Golfing lawns, football pitches, and cricket grounds all have excellent quality grass, which many gardeners home to achieve in their back yards. Yet keeping a good lawn is more than throwing out some grass seeds and letting the rain do its work: your lawn needs the same level of care as your roses do, so here we have collated a list of lawn care tips to help you get the lawn you want:

lawn care
lawn care

1. Soil Ph levels

One of the most common culprits to bad lawn growth is the ph levels of the soil. The soil in your garden is just as prone to collecting pollutants and harmful chemicals that make a poor breeding ground for grass in much the same as flowers.

To make sure you are using the right products and treatments for your lawn, you must start in the best possible way by measuring and checking the ph levels of the soil your grass is growing on.

This is easily done by contacting your local eco advisory service or board, who will give you a sample bag to take a test of your lawn and respond to you with the correct products you will need to restore the soil to optimum nutrient levels that you need for healthy grass to grow.

2. Watering

Many gardeners will know that it’s a good idea to put the sprinklers on when the weather becomes dry, but what many do not know is that watering your grass in the morning gives it the best chance for healthy growth.

Overwatering can also be as harmful as under-watering, so if you have watered your grass, wait for it to dry before watering it again to make sure you are not drowning your grass.

3. Mowing

Moving the grass is another must do to keep it healthy. Rather than letting your grass grow to dangerous levels and then cutting it as short as possible to save time and energy, it is better to mow your lawn regularly to around an inch or two high, which is the optimum height for healthy grass to grow.

Cut shorter than this, and the roots of your grass will be overexposed to sunlight and pollutants, leaving the grass to grow too long. The shade of the longer blades of grass will underexpose the roots to the sunlight, water, and nutrients it needs: both overgrowth and overcutting will lead to the same conclusion: death to your grass.

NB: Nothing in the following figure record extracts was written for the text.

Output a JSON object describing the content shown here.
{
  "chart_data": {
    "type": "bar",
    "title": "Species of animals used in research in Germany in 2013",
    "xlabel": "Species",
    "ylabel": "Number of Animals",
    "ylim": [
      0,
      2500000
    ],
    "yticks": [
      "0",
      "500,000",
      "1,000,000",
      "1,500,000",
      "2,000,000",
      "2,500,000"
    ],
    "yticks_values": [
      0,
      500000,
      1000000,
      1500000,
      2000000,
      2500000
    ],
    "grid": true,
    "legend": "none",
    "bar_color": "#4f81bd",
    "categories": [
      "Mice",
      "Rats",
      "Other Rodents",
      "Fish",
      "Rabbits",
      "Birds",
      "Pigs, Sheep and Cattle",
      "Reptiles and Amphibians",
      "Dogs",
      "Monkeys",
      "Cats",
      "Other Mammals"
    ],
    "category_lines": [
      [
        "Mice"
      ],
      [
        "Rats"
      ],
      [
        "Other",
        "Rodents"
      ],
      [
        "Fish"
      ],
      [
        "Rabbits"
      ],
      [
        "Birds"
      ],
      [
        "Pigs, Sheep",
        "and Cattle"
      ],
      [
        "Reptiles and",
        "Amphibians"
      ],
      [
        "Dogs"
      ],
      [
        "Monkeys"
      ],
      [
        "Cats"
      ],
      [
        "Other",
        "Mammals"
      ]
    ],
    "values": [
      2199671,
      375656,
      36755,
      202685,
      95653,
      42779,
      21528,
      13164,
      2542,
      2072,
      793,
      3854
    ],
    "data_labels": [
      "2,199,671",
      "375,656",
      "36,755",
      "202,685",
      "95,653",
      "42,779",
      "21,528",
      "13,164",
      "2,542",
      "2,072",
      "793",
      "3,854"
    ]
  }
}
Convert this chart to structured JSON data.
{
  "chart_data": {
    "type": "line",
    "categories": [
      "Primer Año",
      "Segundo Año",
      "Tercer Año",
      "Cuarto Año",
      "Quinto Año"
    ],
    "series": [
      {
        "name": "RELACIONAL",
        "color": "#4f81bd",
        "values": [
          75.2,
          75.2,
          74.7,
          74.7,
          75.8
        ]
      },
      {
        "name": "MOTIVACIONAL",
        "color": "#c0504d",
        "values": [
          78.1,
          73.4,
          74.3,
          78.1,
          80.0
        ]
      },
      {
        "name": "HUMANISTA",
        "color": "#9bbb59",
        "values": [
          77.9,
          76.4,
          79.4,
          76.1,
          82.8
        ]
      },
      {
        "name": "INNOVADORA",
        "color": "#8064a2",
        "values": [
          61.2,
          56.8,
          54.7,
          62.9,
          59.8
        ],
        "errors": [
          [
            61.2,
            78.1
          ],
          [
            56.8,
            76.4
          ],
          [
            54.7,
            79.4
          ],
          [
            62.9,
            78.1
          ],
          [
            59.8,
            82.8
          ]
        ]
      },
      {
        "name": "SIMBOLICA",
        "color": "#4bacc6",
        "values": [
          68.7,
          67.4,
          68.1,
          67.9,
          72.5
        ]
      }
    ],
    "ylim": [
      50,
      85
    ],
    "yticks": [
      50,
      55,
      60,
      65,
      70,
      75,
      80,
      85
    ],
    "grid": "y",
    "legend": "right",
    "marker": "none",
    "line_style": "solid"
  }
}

4. Nutrients for your grass

Just like flowers, grass needs nutrients to thrive, and so if you are treating weeds and other unwanted visitors to your lawn with harsh chemicals, you are polluting your grass with the same chemical.

To balance out the treatments you are putting on your lawn in the form of weed killer and other harsh treatments, remember to give your grass nutrient.

A cheap and easy way to do this is to scatter mowed grass over your lawn, leaving it to decompose on the grass and fill the soil underneath with valuable nutrients that will help it grow.

If you follow these simple steps, your lawn should be looking great in no time at all. However, if you still are suspicious of the health of your lawn and want to seek professional advice, then the best thing for you to do is to bring in specialists to perform a healthy lawn examination and analysis on your lawn and cure all identified diseases. You’re going to have your lawn stay healthy all the time from now on.